Planalto afirma que buscou diálogo em diferentes níveis com autoridades americanas e atribui decisão a fatores políticos

A decisão dos Estados Unidos de impor uma nova tarifa sobre produtos brasileiros intensificou a disputa política em torno da responsabilidade pela medida. Enquanto a oposição atribui o resultado a falhas na condução das negociações pelo governo federal, integrantes do Palácio do Planalto afirmam que a decisão teve motivação política e ideológica. Via G1 / Metropoles
O Escritório do Representante de Comércio dos Estados Unidos (USTR) confirmou a aplicação da nova tarifa, que entra em vigor em 22 de julho e mantém uma lista de produtos isentos. A medida é resultado de uma investigação iniciada há um ano com base na Seção 301 da Lei de Comércio de 1974, instrumento utilizado pelo governo americano para apurar supostas práticas comerciais consideradas desleais.
Segundo levantamento da diplomacia brasileira, o governo realizou mais de 30 contatos com autoridades dos Estados Unidos desde o anúncio da primeira rodada de tarifas. As tratativas ocorreram por telefone, videoconferência e reuniões presenciais, envolvendo representantes dos governos em níveis presidencial, ministerial e técnico.

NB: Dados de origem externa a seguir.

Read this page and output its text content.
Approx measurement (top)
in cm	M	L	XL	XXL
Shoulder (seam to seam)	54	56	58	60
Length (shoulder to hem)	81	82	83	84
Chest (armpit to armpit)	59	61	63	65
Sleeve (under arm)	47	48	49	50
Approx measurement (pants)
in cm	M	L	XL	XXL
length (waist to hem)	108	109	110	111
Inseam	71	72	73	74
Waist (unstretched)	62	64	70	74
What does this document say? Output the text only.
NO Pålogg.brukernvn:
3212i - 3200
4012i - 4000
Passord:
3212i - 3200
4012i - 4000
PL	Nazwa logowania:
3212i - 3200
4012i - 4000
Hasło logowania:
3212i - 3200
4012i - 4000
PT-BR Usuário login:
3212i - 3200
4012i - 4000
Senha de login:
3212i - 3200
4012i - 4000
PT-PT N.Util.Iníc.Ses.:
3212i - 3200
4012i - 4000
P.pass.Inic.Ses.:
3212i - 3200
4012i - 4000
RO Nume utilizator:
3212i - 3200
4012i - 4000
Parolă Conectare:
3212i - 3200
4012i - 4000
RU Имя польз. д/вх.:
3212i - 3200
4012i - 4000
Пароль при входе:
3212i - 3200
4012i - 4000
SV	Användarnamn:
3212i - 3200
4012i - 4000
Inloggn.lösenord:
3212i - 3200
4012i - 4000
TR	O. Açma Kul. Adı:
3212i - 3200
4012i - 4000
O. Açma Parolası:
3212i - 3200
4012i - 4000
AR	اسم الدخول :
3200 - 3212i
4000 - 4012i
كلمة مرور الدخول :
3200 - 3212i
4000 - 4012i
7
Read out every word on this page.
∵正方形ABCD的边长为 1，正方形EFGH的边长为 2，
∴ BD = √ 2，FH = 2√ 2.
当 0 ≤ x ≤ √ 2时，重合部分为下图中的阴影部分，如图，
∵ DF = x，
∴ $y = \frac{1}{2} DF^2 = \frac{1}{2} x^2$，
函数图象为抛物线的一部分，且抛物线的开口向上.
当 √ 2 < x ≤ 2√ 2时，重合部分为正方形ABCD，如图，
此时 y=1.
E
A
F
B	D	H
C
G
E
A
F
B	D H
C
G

De acordo com o Planalto, também foram realizadas pelo menos 11 reuniões com o secretário de Estado dos EUA, Marco Rubio, e com o representante de Comércio americano, Jamieson Greer. O governo afirma que todas as iniciativas partiram do lado brasileiro, em uma tentativa de buscar uma solução negociada para o impasse comercial.
As informações foram divulgadas em meio às críticas de que o Brasil não teria buscado diálogo suficiente antes da adoção das novas tarifas.
Após o anúncio da medida, o governo federal divulgou nota classificando a decisão como um "marco lastimável" na relação entre os dois países e afirmou que recorrerá à Lei da Reciprocidade Econômica.
Na manifestação, o governo também argumenta que "não há justificativa para medidas unilaterais contra o nosso país. Segundo estatísticas do próprio governo norte-americano, os EUA acumularam nos últimos 15 anos US$ 424,5 bilhões em superávit de bens e serviços com o Brasil".
Ainda segundo a nota oficial, "Ao longo do último ano, o governo brasileiro atuou ininterruptamente junto ao Escritório do Representante Comercial dos Estados Unidos (USTR) pelo encerramento das investigações baseadas na Seção 301, apresentando evidências que refutam cada uma das alegações sobre supostas práticas desleais de comércio adotadas pelo Brasil".